_Limits to the employee’s right to criticize

By Paola Gobbi and Silvia Fumagalli

Just a few days ago, the Court of Cassation released the motivations behind an interesting ruling on the limits of the employees’ “right to criticize”. Such ruling results even more interesting if we stop and think about the new digital channels that give everybody the opportunity to express their own opinions and judgments, potentially reaching out an indefinite number of people.

The case, decided by the Court on January 18, 2019 (ruling no. 1379/2019), dealt with the dismissal of an employee who was charged with submitting a letter to the press accusing its company’s board of director of mismanagement acts, aimed to facilitate the competitors.

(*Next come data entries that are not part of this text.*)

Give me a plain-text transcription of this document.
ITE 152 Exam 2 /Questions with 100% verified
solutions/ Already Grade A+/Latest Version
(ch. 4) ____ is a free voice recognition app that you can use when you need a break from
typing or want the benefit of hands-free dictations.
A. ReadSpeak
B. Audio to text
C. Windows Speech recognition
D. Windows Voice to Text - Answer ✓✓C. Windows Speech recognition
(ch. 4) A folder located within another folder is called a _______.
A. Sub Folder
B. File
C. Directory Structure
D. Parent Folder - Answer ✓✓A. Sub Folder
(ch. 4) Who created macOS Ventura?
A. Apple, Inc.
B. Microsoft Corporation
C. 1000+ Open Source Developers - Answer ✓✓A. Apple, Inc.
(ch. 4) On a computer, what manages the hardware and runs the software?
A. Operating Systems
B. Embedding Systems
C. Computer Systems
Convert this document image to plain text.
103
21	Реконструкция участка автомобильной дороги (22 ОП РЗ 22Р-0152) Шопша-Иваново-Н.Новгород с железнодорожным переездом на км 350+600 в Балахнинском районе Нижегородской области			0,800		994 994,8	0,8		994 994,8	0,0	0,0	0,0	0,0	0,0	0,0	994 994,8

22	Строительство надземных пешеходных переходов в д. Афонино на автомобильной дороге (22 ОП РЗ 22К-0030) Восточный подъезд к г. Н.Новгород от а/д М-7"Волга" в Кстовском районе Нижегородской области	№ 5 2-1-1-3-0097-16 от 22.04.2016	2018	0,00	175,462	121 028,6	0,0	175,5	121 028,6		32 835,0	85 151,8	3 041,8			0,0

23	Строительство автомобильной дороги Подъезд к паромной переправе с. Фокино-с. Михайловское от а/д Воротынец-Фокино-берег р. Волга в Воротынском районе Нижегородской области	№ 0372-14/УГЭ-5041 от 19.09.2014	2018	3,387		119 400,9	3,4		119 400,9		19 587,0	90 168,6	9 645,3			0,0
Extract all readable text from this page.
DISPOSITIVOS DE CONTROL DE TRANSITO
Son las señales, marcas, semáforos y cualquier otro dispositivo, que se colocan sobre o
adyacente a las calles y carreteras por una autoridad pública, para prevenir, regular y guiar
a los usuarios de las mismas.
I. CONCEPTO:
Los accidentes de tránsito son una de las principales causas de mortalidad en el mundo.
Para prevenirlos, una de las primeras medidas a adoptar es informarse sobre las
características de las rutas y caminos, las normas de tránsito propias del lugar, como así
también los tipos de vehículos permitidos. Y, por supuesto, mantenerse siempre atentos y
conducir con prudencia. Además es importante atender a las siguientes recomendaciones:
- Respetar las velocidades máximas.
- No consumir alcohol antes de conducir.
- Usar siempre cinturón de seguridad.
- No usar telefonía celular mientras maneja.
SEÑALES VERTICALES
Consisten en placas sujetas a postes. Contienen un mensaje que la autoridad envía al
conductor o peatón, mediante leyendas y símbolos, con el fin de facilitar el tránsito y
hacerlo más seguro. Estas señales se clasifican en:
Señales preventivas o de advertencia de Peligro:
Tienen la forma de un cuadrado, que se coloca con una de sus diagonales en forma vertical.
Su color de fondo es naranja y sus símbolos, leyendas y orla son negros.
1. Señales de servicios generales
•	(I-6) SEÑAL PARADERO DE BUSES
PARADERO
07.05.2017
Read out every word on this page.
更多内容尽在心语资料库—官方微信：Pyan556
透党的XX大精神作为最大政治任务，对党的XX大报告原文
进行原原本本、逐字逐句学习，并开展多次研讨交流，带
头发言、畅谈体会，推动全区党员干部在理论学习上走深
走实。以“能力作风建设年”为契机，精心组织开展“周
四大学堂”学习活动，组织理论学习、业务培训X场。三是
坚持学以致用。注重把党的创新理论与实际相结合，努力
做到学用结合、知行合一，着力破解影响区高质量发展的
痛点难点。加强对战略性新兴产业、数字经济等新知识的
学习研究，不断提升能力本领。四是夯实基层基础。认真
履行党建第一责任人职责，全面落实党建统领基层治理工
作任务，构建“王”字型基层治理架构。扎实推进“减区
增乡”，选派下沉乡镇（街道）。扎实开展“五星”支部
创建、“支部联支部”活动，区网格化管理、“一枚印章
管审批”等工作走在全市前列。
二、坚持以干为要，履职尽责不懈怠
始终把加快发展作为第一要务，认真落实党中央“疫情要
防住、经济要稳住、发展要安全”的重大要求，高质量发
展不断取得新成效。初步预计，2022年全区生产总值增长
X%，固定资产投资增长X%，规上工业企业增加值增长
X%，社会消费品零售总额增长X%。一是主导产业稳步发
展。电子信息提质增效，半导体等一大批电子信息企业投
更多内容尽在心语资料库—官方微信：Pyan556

After reaffirming the existence of the employees’ right to criticize, the Court added that it is always necessary to verify if such right has been exercised respecting three fundamental limits, the same that apply to the right to chronicle.

According to the first limit, so-called “substantial continence limit”, the employee, when moving a critic, shall verify that the facts “narrated” are correspondent to truth: it does not mean that such facts shall be incontrovertibly true, but it means that the employee believes such facts are true after a careful evaluation.

According to the second limit, so-called “formal continence limit”, the employee shall express its critics using only appropriate and moderate expressions, respectful of the others’ dignity, which means that all those expression that, also due to their vulgarity, affect the employer’s honor and the reputation shall be “banned”.

Finally, under the third limit, so-called “restraint limit”, the right to criticize can be legitimately exercised when another legal asset is at stake, as, for example, the working and company’s conditions.

If the employee violates such limits – even only one – the exercise of the right to critic cannot be considered a valid cause of justification for his behavior that (given the duty of loyalty toward the employer) can be deemed to irremediably breach the fiduciary duty (and so grounding a dismissal for just cause) or to represent a serious violation of the employee’s obligations an duties (and so grounding a dismissal for subjective justified reason).

The rules reiterated by the Court of Cassation shall be deemed to apply also in those cases, extremely common today, when the critic is expressed on the Social Networks or using other telematics channels: the fact that the employee is using a communication tool does not exonerate him from respecting the abovementioned conditions.

Moreover, the choice of using a channel that can potentially reach out an indefinite number of people (as, for instance, the Facebook’s wall) makes easier for the employee to exceed the abovementioned limits, which means that, most likely, his critics will be read as a mocking toward his employer which might breach his honor and reputation. The employer, in the light of the circumstances of the case, might deem that the employee’s behavior represent a serious violation of his loyalty duty and sanction him with a dismissal for just cause (see also Court of Cassation, ruling no. 2018/10280).

In conclusion, when an employer gets criticized, he shall evaluate if the critics exceed the abovementioned limits and, in the most serious cases, he can proceed sanctioning his employee’s behavior with a dismissal. Employees, beware: “silence is golden”.